Gerilya di desa Pamulihan
Menurut buku Siliwangi Dari Masa Ke Masa sejak pihak Belanda menggencakan agresi militer pertama seolah telah memaksakan kepada Divisi Siliwangi untuk mengambil atau menggencarkan bentuk perlawanan gerilya. Meski dengan senjata seadanya Pejuang Indonesia tak gentar atau runtuh.
Dalam buku yang ditulis oleh Ekadjati dkk (1987), untuk mengkoordinir gerakan gerilya di Kuningan, daerah kabupaten Kuningan dibagi menjadi dua. Yang pertama daerah Gerilya ll meliputi daerah Kuningan Timur dan Kuningan Selatan dipimpin oleh Mayor Rukman, dan daerah Gerilya lll meliputi Kuningan Barat dan Utara dipimpin oleh Kapten Umar Wirahadikusumah.
Setelah pembagian daerah gerilya, kemudian tiap pasukan perjuangan diberikan daerah operasi. Seperti pasukan pimpinan Kapten Mustopa Sudirdja yang ditugaskan di sekitar daerah Ciawigebang sampai ke daerah perbatasan dengan Sindanglaut dan pasukan pimpinan Kapten Mahmud Pasha ditugaskan di daerah Kuningan Utara sampai daerah perbatasan Cirebon Selatan.
Karena perang gerilya, markas pasukan pun sering berpindah-pindah. Seperti pasukan Kapten Mahmud Pasha yang semula bermarkas di Sagarahiang berpindah salah satunya ke desa Pamulihan.
Desa Pamulihan sebagai lokasi strategis
Desa Paulihan dipilih bukan tanpa alasan. Ekadjati dkk menjelaskan dalam bukunya, dipilihnya desa Pamulihan sebagai markas pasukan Mahmud Pasha adalah karena lokasinya yang strategis. Desa ini juah dengan jalan raya Cirebon maupun jalan raya Cidahu sehingga hal ini dapat memperlambat pasukan Belanda untuk menemukan pasukan Mahmud Pasha.
Di samping karena lokasinya yang strategis, masyarakat desa Paulihan pun sangat dapat diandalkan untuk menjadi mata-mata pejuang Indonesia dan senantiasa mendukung penuh perjuangan pasukan Indonesia baik logistik maupun akomodasinya.
Pasukan Belanda ketakutan mendengar nama Kapten Mahmud Pasha
Pada masa itu, Kapten Mahmud Pasha dikenal berani oleh sesama pejuang bahkan paskan Belanda ketakutan.

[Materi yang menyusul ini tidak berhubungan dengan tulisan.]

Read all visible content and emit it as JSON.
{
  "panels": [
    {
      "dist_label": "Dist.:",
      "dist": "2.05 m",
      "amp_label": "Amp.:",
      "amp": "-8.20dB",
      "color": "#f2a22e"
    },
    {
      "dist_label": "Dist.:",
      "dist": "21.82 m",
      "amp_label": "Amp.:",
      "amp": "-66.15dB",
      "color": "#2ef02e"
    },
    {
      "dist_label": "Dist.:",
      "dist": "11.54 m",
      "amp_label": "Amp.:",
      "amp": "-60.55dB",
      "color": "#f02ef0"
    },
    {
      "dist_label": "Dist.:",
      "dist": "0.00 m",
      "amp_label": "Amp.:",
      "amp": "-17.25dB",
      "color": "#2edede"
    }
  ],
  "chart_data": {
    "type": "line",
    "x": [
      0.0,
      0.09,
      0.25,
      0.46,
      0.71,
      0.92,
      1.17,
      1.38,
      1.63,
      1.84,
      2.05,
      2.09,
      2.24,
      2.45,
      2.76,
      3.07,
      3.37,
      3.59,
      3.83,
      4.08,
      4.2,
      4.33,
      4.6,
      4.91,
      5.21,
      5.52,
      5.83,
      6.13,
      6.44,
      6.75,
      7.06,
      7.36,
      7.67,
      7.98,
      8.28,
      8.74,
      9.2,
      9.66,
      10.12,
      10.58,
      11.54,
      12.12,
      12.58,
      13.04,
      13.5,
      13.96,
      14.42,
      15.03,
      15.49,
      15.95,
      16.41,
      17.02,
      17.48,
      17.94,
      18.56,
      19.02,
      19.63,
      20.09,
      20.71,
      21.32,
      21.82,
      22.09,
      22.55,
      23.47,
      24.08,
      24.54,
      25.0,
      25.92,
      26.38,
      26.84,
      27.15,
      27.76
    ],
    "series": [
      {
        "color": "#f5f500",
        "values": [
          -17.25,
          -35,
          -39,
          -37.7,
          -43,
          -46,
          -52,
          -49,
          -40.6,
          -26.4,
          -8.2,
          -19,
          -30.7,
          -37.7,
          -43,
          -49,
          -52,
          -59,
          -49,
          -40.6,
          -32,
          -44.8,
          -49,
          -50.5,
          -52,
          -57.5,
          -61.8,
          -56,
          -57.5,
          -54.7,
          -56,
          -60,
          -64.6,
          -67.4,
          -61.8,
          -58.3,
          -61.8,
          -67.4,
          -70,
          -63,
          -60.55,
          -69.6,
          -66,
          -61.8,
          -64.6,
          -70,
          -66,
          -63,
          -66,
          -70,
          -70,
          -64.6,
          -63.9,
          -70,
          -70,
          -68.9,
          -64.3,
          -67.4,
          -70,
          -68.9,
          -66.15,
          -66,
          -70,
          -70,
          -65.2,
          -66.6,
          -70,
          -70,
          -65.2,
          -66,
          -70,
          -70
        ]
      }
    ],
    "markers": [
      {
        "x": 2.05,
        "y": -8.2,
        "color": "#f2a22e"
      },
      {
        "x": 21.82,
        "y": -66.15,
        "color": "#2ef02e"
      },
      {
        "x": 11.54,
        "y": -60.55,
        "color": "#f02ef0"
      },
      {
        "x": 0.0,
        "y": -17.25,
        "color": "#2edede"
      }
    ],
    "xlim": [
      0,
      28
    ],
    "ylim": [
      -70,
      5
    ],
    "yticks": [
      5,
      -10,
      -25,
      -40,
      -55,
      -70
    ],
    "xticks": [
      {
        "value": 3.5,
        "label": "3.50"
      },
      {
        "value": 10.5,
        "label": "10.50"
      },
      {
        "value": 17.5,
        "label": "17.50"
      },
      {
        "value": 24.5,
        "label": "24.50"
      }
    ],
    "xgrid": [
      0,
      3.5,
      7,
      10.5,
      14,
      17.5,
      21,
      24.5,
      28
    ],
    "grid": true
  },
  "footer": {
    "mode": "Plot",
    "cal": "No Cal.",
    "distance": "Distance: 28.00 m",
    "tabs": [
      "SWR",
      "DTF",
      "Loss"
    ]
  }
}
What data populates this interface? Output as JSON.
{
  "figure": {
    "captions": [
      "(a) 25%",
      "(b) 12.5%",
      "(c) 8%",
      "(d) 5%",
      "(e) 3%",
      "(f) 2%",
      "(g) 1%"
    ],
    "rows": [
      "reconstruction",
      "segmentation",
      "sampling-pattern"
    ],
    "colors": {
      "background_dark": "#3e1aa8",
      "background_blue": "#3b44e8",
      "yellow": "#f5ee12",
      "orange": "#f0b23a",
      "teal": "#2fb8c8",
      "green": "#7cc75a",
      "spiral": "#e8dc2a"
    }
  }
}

Hal ini karena setiap penyerangan dilakukan ke setiap penjagaan, markas, dan patroli Belanda tak pernah gagal. Korban dari pasukan Belanda pun banyak yang berjatuhan pada saat pasukan ini bergelirya.
Pasukan Mahmud Pasha juga dikenal dengan Pasukan Setan. Bagi pihak Belanda, menangkap pasukan ini merupakan sebuah keberhasilan telak. Mereka pun berupaya penuh dengan berbagai cara untuk mendapatkan atau manghancurkan pasukan ini.
Desa Pamulihan menjadi saksi kegagalan tentara Belanda
Mata-mata Belanda pun disebarkan untuk mencari informasi keberadaan pasukan ini. Hingga suatu ketika, keberadaan pasukan ini terendus.
Dengan gercep, pihak Belanda mulai menyerang keberadaan kapten Mahmud Pasha. Mereka menerbangkan pesawat tempur yang memuntahkan bom kecil dan besar di atas desai ini. Bahkan tidak hanya dari udara, serangan pun turut digencarkan di darat sebelah utara (Cirebon).
Meski digempur habis-habisan, pasukan yang dipimpin oleh Kapten Mahmud Pasha ini berhasil selamat dari serangan tersebut. Berkat kesiap-siagaan dan kelincahan pasukan ini tidak ada korban manusia yang melayang hanya beberapa rumah saja yang hancur akibat serangan tersebut. Penyerangan Belanda ke keberadaan pasukan Kapten Mahmud Pasha di desa Pamulihan ini mengalami kegagalan telak.